I would recommend a more modern approach
either a wireless GPS Compass module around an Ardunio or Rasperry Pi box
with wifi transmitter/receiver
Which is available off the shelf from a place called Ham Station if my
memory on it is any good
I once built a ring of very small relays
and placed a very small but powerful button magnet on the mast
when the magnet was perpendicular to the relay it closed the normally open
contacts
and the relay contacts were wired to the shack panel to illuminate a small
LED
on a rose Compass diagram showing my present beam heading
It was visually appealing in the shack
Cheers!
Steve
KG5VK
http://sdxa.blogspot.com/
KG5VK Blog
http://www.KG5VK.com
My Ham Radio Friends
On Thu, Nov 15, 2018 at 11:04 PM Martin Sole <hs0zed@gmail.com> wrote:
Hi,
I'm restoring a Telrex A3695RISX rotator. It's quite a monster but if I
can figure out a way to use it I think it's unlikely I would ever need
anything bigger, 1/3hp reversible AC motor, dual worm reduction gearbox,
chain drive to 3" output shaft and it weighs about 125 lbs, around 57kg.

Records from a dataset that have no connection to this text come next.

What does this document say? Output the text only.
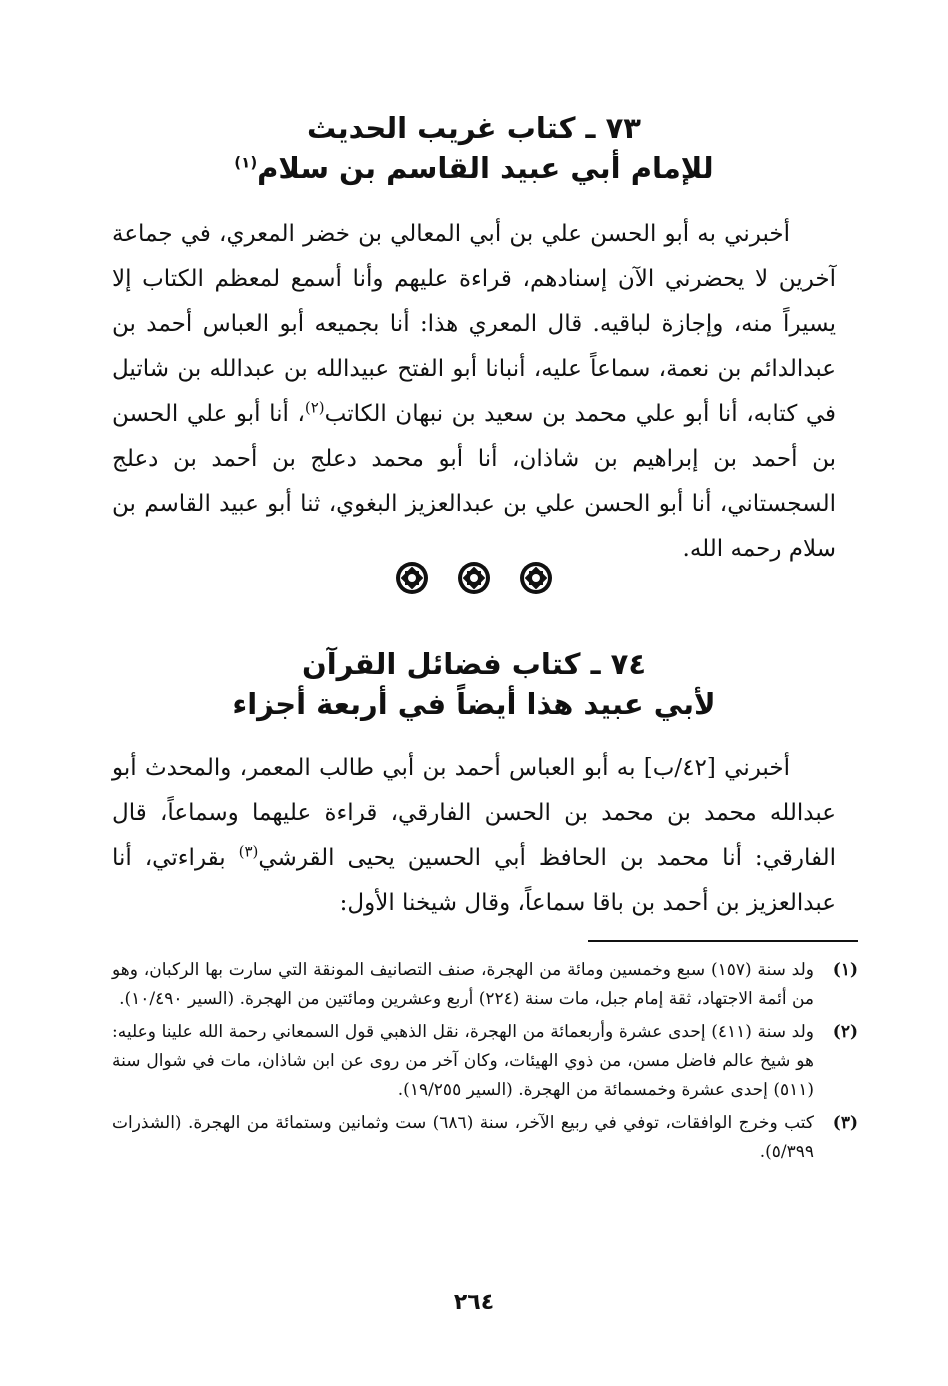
٧٣ ـ كتاب غريب الحديث
للإمام أبي عبيد القاسم بن سلام$^{(١)}$

أخبرني به أبو الحسن علي بن أبي المعالي بن خضر المعري، في جماعة آخرين لا يحضرني الآن إسنادهم، قراءة عليهم وأنا أسمع لمعظم الكتاب إلا يسيراً منه، وإجازة لباقيه. قال المعري هذا: أنا بجميعه أبو العباس أحمد بن عبدالدائم بن نعمة، سماعاً عليه، أنبانا أبو الفتح عبيدالله بن عبدالله بن شاتيل في كتابه، أنا أبو علي محمد بن سعيد بن نبهان الكاتب$^{(٢)}$، أنا أبو علي الحسن بن أحمد بن إبراهيم بن شاذان، أنا أبو محمد دعلج بن أحمد بن دعلج السجستاني، أنا أبو الحسن علي بن عبدالعزيز البغوي، ثنا أبو عبيد القاسم بن سلام رحمه الله.

٧٤ ـ كتاب فضائل القرآن
لأبي عبيد هذا أيضاً في أربعة أجزاء

أخبرني [٤٢/ب] به أبو العباس أحمد بن أبي طالب المعمر، والمحدث أبو عبدالله محمد بن محمد بن الحسن الفارقي، قراءة عليهما وسماعاً، قال الفارقي: أنا محمد بن الحافظ أبي الحسين يحيى القرشي$^{(٣)}$ بقراءتي، أنا عبدالعزيز بن أحمد بن باقا سماعاً، وقال شيخنا الأول:

(١)
ولد سنة (١٥٧) سبع وخمسين ومائة من الهجرة، صنف التصانيف المونقة التي سارت بها الركبان، وهو من أئمة الاجتهاد، ثقة إمام جبل، مات سنة (٢٢٤) أربع وعشرين ومائتين من الهجرة. (السير ١٠/٤٩٠).
(٢)
ولد سنة (٤١١) إحدى عشرة وأربعمائة من الهجرة، نقل الذهبي قول السمعاني رحمة الله علينا وعليه: هو شيخ عالم فاضل مسن، من ذوي الهيئات، وكان آخر من روى عن ابن شاذان، مات في شوال سنة (٥١١) إحدى عشرة وخمسمائة من الهجرة. (السير ١٩/٢٥٥).
(٣)
كتب وخرج الوافقات، توفي في ربيع الآخر، سنة (٦٨٦) ست وثمانين وستمائة من الهجرة. (الشذرات ٥/٣٩٩).
٢٦٤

I have no control box which poses a small problem. Wiring to the motor
is straightforward enough though I think the limit switch arrangement
could be handled better.
It uses a selsyn for position indicating. In this case actually a
General Electric Selsyn Control Transformer 2J161. This is marked
57.5-57.5 V 400CY. The device is working in that I can get the three
outputs from the stator winding when I excite the rotor winding, all
three stator outputs rise and fall with rotation so I'm pretty sure its
good.
The problem is what to do at the other end. Without a matching selsyn,
not something I expect to ever turn up around here, I am wondering how I
might be able to take the selsyn outputs and interpret them by some
other means. My understanding is the 3 stator outputs are AC voltages
varying in amplitude and with a fixed phase relationship in order to
produce an unambiguous value related to absolute position. I'm not 100%
on this yet though. They are in a delta configuration though so I'm
thinking anything I do first needs to make them Y configured
You can probably use almost any other synchro as a readout, Although
yours is a 400 Hz part, a lot of folks use them with 50 or 60 Hz
excitation (at *lower* voltage. if it's rated at 100V 400Hz, you want to
use 12.5 V at 50Hz). I've run a lot of synchros off a 6.3 V filament
transformer. You don't get as much torque out, but in this kind of
application it works.
Or there's a variety of synchro to digital converters. The DDC parts
are kind of expensive.
Ultimately, what you need is a 3 (or more) channel ADC. Then it's a
matter of calculating position from the 3 numbers. I'd hunt around and
someone has probably done a synchro readout using an Arduino or similar
microcontroller.
Here's someone doing the opposite (generating synchro signals)
https://www.eevblog.com/forum/projects/trying-to-emulate-three-synchros-using-arduino/
Here's an article on Reddit about reading a synchro
https://www.reddit.com/r/AskElectronics/comments/2lq0pn/measuring_angle_of_synchro_on_an_arduino/
Here's someone who built a 3 channel resolver to number converter using
a Arduino
http://wiki.linuxcnc.org/cgi-bin/wiki.pl?ResolverToQuadratureConverter
What are my options?
I had thought about an I2C compass module but that will entail placing
some other conversion hardware at the rotator to convert to something
like RS422. Any other thoughts. Just looking for ideas to think of what
might work well enough. Ideally keeping the selsyn as it's all purpose
built around that.
The synchro is rugged, reliable, and accurate.